“Le donne devono stare ai fornelli”

Le donne e il pregiudizio all'interno del giornalismo sportivo. IlCapoluogo.it parlerà di donne tutte le domeniche. Storie, temi, riflessioni, affinché l’8 marzo sia tutto l’anno.

“Le donne devono stare ai fornelli”. Chi, oggi, non condannerebbe questa frase?

Una frase che non solo non dovrebbe essere pronunciata, ma neanche pensata. Una frase che, invece, anni fa, venne pronunciata proprio davanti a me. Proprio in riferimento a me. Perché una donna, una ragazza, che ha la passione per il calcio, non può minimamente pensare di sentirsi alla pari dei suoi colleghi. Perché le donne, si sa, in un campo di calcio c’entrano ben poco.

Questa frase mi è stata detta qualche settimana dopo aver iniziato a lavorare come giornalista, o apprendista tale, in ambito calcistico. E non da una persona qualsiasi, ma da un collega. All’epoca, avevo solo sedici anni. E quanto deve essere semplice, per un uomo, prendersela con una ragazza così giovane? Troppo. È una preda fin troppo facile. Ma cosa si guadagna, nel distruggere il sogno di quella ragazza? Nel distruggere la sua passione, i suoi sacrifici, i suoi sforzi per poter finalmente essere ciò che ha sempre desiderato. Si guadagna la gloria eterna? Si guadagna una risata con i colleghi? Niente di tutto questo. Quel giorno, nessuno rise di quelle parole. E, in fondo, la cattiveria con cui erano state pronunciate non desiderava realmente far ridere. Quel pensiero, intriso di veleno, era sincero. E, a mio modo di vedere, è ciò che lo rende ancor più crudele.
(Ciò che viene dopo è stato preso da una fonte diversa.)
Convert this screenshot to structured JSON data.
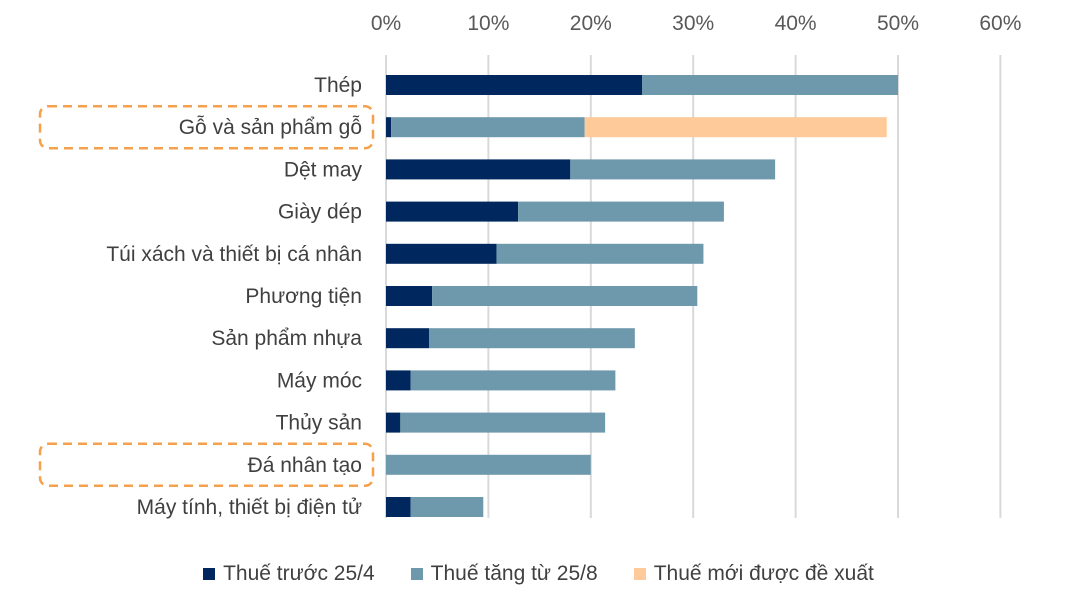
{
  "chart_data": {
    "type": "bar",
    "orientation": "horizontal",
    "stacked": true,
    "title": "",
    "xlabel": "",
    "ylabel": "",
    "xlim": [
      0,
      60
    ],
    "x_ticks": [
      "0%",
      "10%",
      "20%",
      "30%",
      "40%",
      "50%",
      "60%"
    ],
    "grid": true,
    "legend_position": "bottom",
    "categories": [
      "Thép",
      "Gỗ và sản phẩm gỗ",
      "Dệt may",
      "Giày dép",
      "Túi xách và thiết bị cá nhân",
      "Phương tiện",
      "Sản phẩm nhựa",
      "Máy móc",
      "Thủy sản",
      "Đá nhân tạo",
      "Máy tính, thiết bị điện tử"
    ],
    "highlighted": [
      "Gỗ và sản phẩm gỗ",
      "Đá nhân tạo"
    ],
    "series": [
      {
        "name": "Thuế trước 25/4",
        "color": "#00285e",
        "values": [
          25,
          0.5,
          18,
          12.9,
          10.8,
          4.5,
          4.2,
          2.4,
          1.4,
          0,
          2.4
        ]
      },
      {
        "name": "Thuế tăng từ 25/8",
        "color": "#6e98ab",
        "values": [
          25,
          18.9,
          20,
          20.1,
          20.2,
          25.9,
          20.1,
          20,
          20,
          20,
          7.1
        ]
      },
      {
        "name": "Thuế mới được đề xuất",
        "color": "#ffca99",
        "values": [
          0,
          29.5,
          0,
          0,
          0,
          0,
          0,
          0,
          0,
          0,
          0
        ]
      }
    ]
  }
}
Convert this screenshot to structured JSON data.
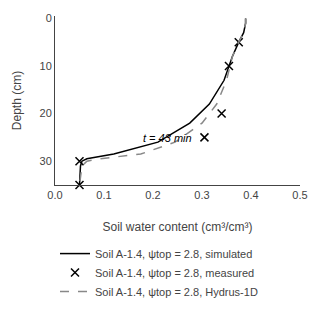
{
  "chart_data": {
    "type": "line",
    "xlabel": "Soil water content (cm³/cm³)",
    "ylabel": "Depth (cm)",
    "xlim": [
      0.0,
      0.5
    ],
    "ylim": [
      35,
      -0.5
    ],
    "xticks": [
      {
        "value": 0.0,
        "label": "0.0"
      },
      0.1,
      0.2,
      0.3,
      0.4,
      0.5
    ],
    "yticks": [
      0,
      10,
      20,
      30
    ],
    "grid": false,
    "legend": "bottom",
    "annotations": [
      {
        "text": "t = 43 min",
        "x": 0.175,
        "y": 23.5
      }
    ],
    "series": [
      {
        "name": "Soil A-1.4, ψtop = 2.8, simulated",
        "type": "line",
        "line_style": "solid",
        "color": "#000000",
        "x": [
          0.389,
          0.389,
          0.385,
          0.375,
          0.362,
          0.345,
          0.315,
          0.275,
          0.21,
          0.12,
          0.065,
          0.055,
          0.052,
          0.05
        ],
        "values": [
          0,
          1,
          3,
          5,
          8,
          13,
          18,
          22,
          26,
          28.5,
          29.5,
          30.0,
          31.0,
          35
        ]
      },
      {
        "name": "Soil A-1.4, ψtop = 2.8, measured",
        "type": "scatter",
        "marker": "x",
        "color": "#000000",
        "x": [
          0.375,
          0.355,
          0.34,
          0.305,
          0.05,
          0.05
        ],
        "values": [
          5,
          10,
          20,
          25,
          30,
          35
        ]
      },
      {
        "name": "Soil A-1.4, ψtop = 2.8, Hydrus-1D",
        "type": "line",
        "line_style": "dashed",
        "color": "#888888",
        "x": [
          0.389,
          0.389,
          0.385,
          0.375,
          0.362,
          0.35,
          0.33,
          0.3,
          0.245,
          0.175,
          0.09,
          0.065,
          0.055,
          0.05
        ],
        "values": [
          0,
          1,
          3,
          5,
          8,
          13,
          18,
          22,
          26,
          28.5,
          29.5,
          30.0,
          31.0,
          35
        ]
      }
    ]
  }
}
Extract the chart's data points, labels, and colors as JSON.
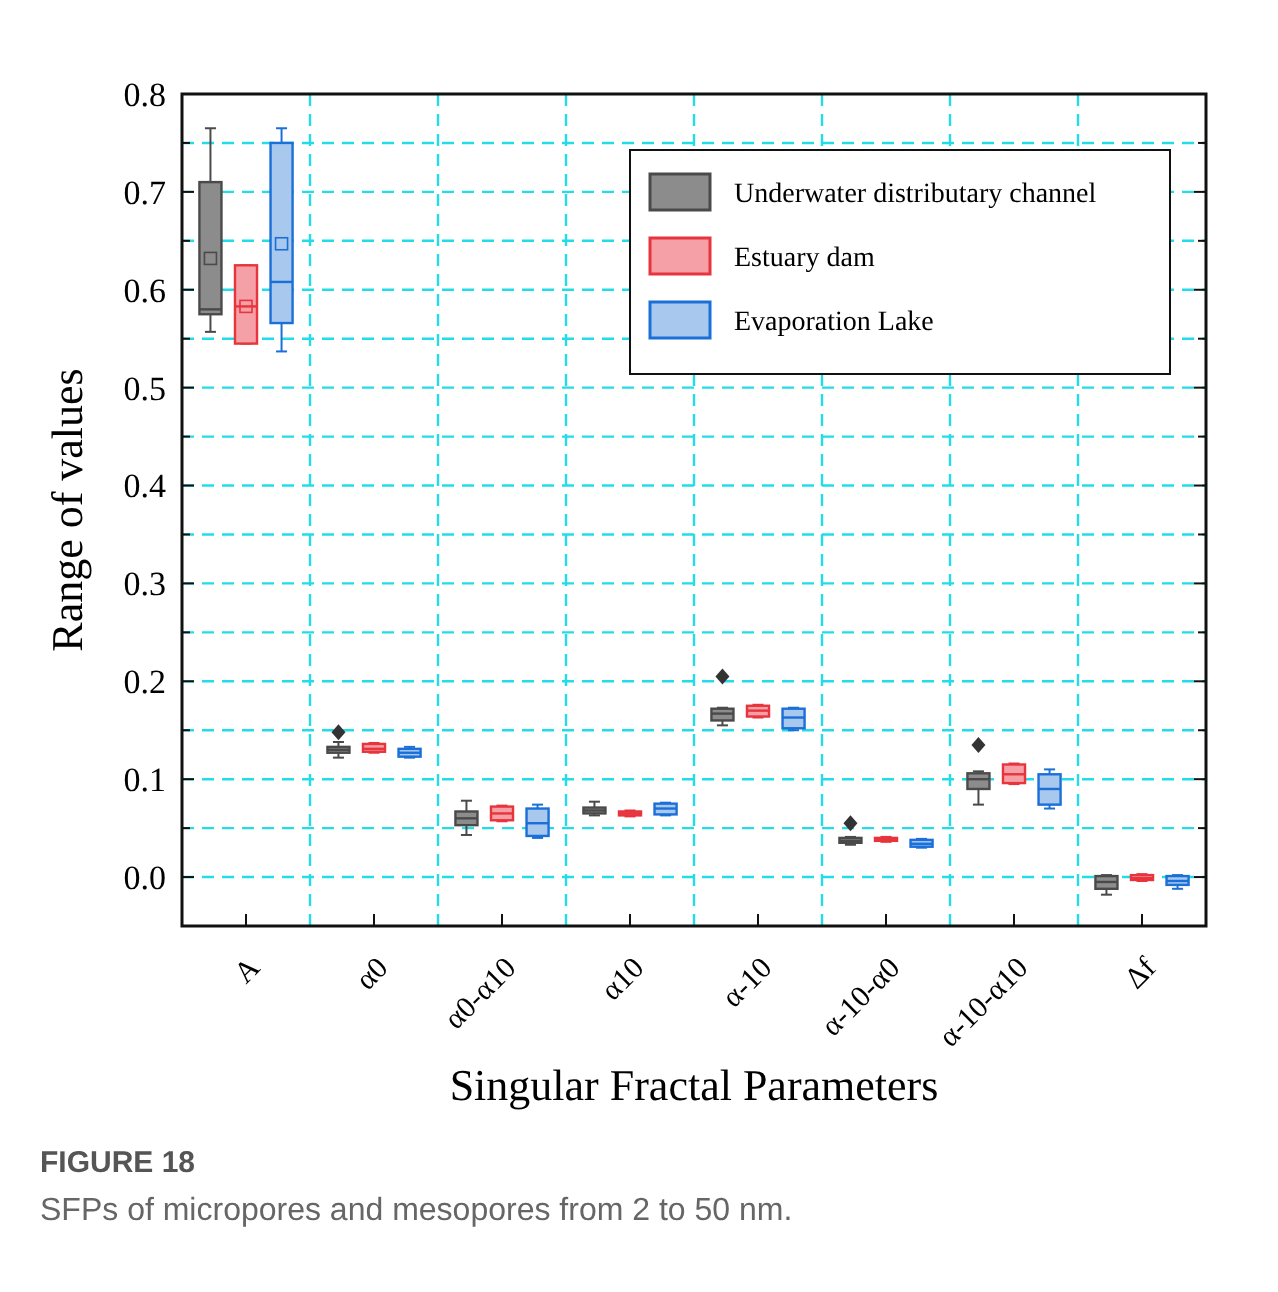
{
  "chart_data": {
    "type": "box",
    "xlabel": "Singular Fractal Parameters",
    "ylabel": "Range of values",
    "categories": [
      "A",
      "α0",
      "α0-α10",
      "α10",
      "α-10",
      "α-10-α0",
      "α-10-α10",
      "Δf"
    ],
    "ylim": [
      -0.05,
      0.8
    ],
    "yticks": [
      {
        "value": -0.05,
        "label": null
      },
      {
        "value": 0,
        "label": "0.0"
      },
      {
        "value": 0.05,
        "label": null
      },
      {
        "value": 0.1,
        "label": "0.1"
      },
      {
        "value": 0.15,
        "label": null
      },
      {
        "value": 0.2,
        "label": "0.2"
      },
      {
        "value": 0.25,
        "label": null
      },
      {
        "value": 0.3,
        "label": "0.3"
      },
      {
        "value": 0.35,
        "label": null
      },
      {
        "value": 0.4,
        "label": "0.4"
      },
      {
        "value": 0.45,
        "label": null
      },
      {
        "value": 0.5,
        "label": "0.5"
      },
      {
        "value": 0.55,
        "label": null
      },
      {
        "value": 0.6,
        "label": "0.6"
      },
      {
        "value": 0.65,
        "label": null
      },
      {
        "value": 0.7,
        "label": "0.7"
      },
      {
        "value": 0.75,
        "label": null
      },
      {
        "value": 0.8,
        "label": "0.8"
      }
    ],
    "grid": true,
    "legend": "top right",
    "series": [
      {
        "name": "Underwater distributary channel",
        "color": "#8c8c8c",
        "boxes": [
          {
            "low": 0.557,
            "q1": 0.575,
            "median": 0.58,
            "q3": 0.71,
            "high": 0.765,
            "mean": 0.632
          },
          {
            "low": 0.122,
            "q1": 0.127,
            "median": 0.13,
            "q3": 0.133,
            "high": 0.138,
            "outliers": [
              0.148
            ]
          },
          {
            "low": 0.043,
            "q1": 0.053,
            "median": 0.06,
            "q3": 0.067,
            "high": 0.078
          },
          {
            "low": 0.063,
            "q1": 0.065,
            "median": 0.068,
            "q3": 0.071,
            "high": 0.077
          },
          {
            "low": 0.155,
            "q1": 0.16,
            "median": 0.167,
            "q3": 0.172,
            "high": 0.173,
            "outliers": [
              0.205
            ]
          },
          {
            "low": 0.033,
            "q1": 0.035,
            "median": 0.037,
            "q3": 0.04,
            "high": 0.041,
            "outliers": [
              0.055
            ]
          },
          {
            "low": 0.074,
            "q1": 0.09,
            "median": 0.1,
            "q3": 0.106,
            "high": 0.108,
            "outliers": [
              0.135
            ]
          },
          {
            "low": -0.018,
            "q1": -0.012,
            "median": -0.005,
            "q3": 0.001,
            "high": 0.002
          }
        ]
      },
      {
        "name": "Estuary dam",
        "color": "#f4a0a6",
        "boxes": [
          {
            "low": 0.545,
            "q1": 0.545,
            "median": 0.583,
            "q3": 0.625,
            "high": 0.625,
            "mean": 0.583
          },
          {
            "low": 0.127,
            "q1": 0.128,
            "median": 0.131,
            "q3": 0.136,
            "high": 0.137
          },
          {
            "low": 0.057,
            "q1": 0.058,
            "median": 0.065,
            "q3": 0.072,
            "high": 0.073
          },
          {
            "low": 0.062,
            "q1": 0.063,
            "median": 0.065,
            "q3": 0.067,
            "high": 0.068
          },
          {
            "low": 0.163,
            "q1": 0.164,
            "median": 0.17,
            "q3": 0.175,
            "high": 0.176
          },
          {
            "low": 0.036,
            "q1": 0.037,
            "median": 0.038,
            "q3": 0.04,
            "high": 0.041
          },
          {
            "low": 0.095,
            "q1": 0.096,
            "median": 0.105,
            "q3": 0.115,
            "high": 0.116
          },
          {
            "low": -0.004,
            "q1": -0.003,
            "median": -0.001,
            "q3": 0.002,
            "high": 0.003
          }
        ]
      },
      {
        "name": "Evaporation Lake",
        "color": "#a8c8ee",
        "boxes": [
          {
            "low": 0.537,
            "q1": 0.566,
            "median": 0.608,
            "q3": 0.75,
            "high": 0.765,
            "mean": 0.647
          },
          {
            "low": 0.122,
            "q1": 0.123,
            "median": 0.127,
            "q3": 0.131,
            "high": 0.133
          },
          {
            "low": 0.04,
            "q1": 0.042,
            "median": 0.055,
            "q3": 0.07,
            "high": 0.074
          },
          {
            "low": 0.063,
            "q1": 0.064,
            "median": 0.07,
            "q3": 0.075,
            "high": 0.076
          },
          {
            "low": 0.15,
            "q1": 0.152,
            "median": 0.163,
            "q3": 0.172,
            "high": 0.173
          },
          {
            "low": 0.03,
            "q1": 0.031,
            "median": 0.034,
            "q3": 0.038,
            "high": 0.039
          },
          {
            "low": 0.07,
            "q1": 0.074,
            "median": 0.09,
            "q3": 0.105,
            "high": 0.11
          },
          {
            "low": -0.012,
            "q1": -0.008,
            "median": -0.004,
            "q3": 0.001,
            "high": 0.002
          }
        ]
      }
    ],
    "annotations": [
      "FIGURE 18",
      "SFPs of micropores and mesopores from 2 to 50 nm."
    ]
  }
}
Quel giorno, però, feci una scelta. Scelsi di ignorare. Non perché non desiderassi rispondere. Non perché non desiderassi parlare. E non fu la paura a bloccarmi. Quelle parole non mi spaventarono affatto. Scelsi, semplicemente, di tornare a guardare verso il campo dello Stadio “Tommaso Fattori”, lo Stadio che mi ha consacrato. Scelsi di ricominciare a scrivere, di tornare a fare ciò che davvero amavo, con le persone che ritenevo degne della mia attenzione e del mio rispetto. Con le persone che, realmente, hanno saputo darmi degli insegnamenti. Quei colleghi che, senza problemi o pregiudizi, hanno accompagnato una ragazza di sedici anni all’interno della fossa dei leoni e l’hanno aiutata a crescere, per realizzare il proprio sogno. Perché oggi di anni ne ho venticinque, e da cinque sono ufficialmente giornalista. E il mio sogno, tra ostacoli, felicità e sacrifici, si è realizzato.

E, sì, il calcio è una fossa di leoni. Da sempre un ambiente ostico per le donne, soprattutto se il desiderio è crescere professionalmente e non essere messe come manichini in bella vista per attirare il pubblico maschile. Avere a che fare con un ambiente totalmente composto da uomini non è affatto semplice. Significa combattere contro i pregiudizi, contro dirigenti che punteranno sempre il dito contro “una femmina che di calcio non capisce nulla”, per screditarla quando fa domande fin troppo scomode, contro i messaggi, i commenti e le battute dei calciatori che non vedono nella ragazza una figura professionale. Ma significa anche imparare a crescere. A combattere, a mostrare il proprio valore, a credere in se stesse, a capire qual è il lato del mondo che merita davvero una risposta e quale, al contrario, non è degno neanche di uno sguardo.

Abbiate sempre la forza di andare avanti. Siate più forti dei pregiudizi. Ridete, quando qualcuno pensa che non sappiate cosa sia un fuorigioco. Ma, soprattutto, divertitevi. Perché il calcio, quello vero, quello onesto, quello seguito con il cuore, quello aperto a tutti, è vita.

Solo così raggiungerete i vostri sogni.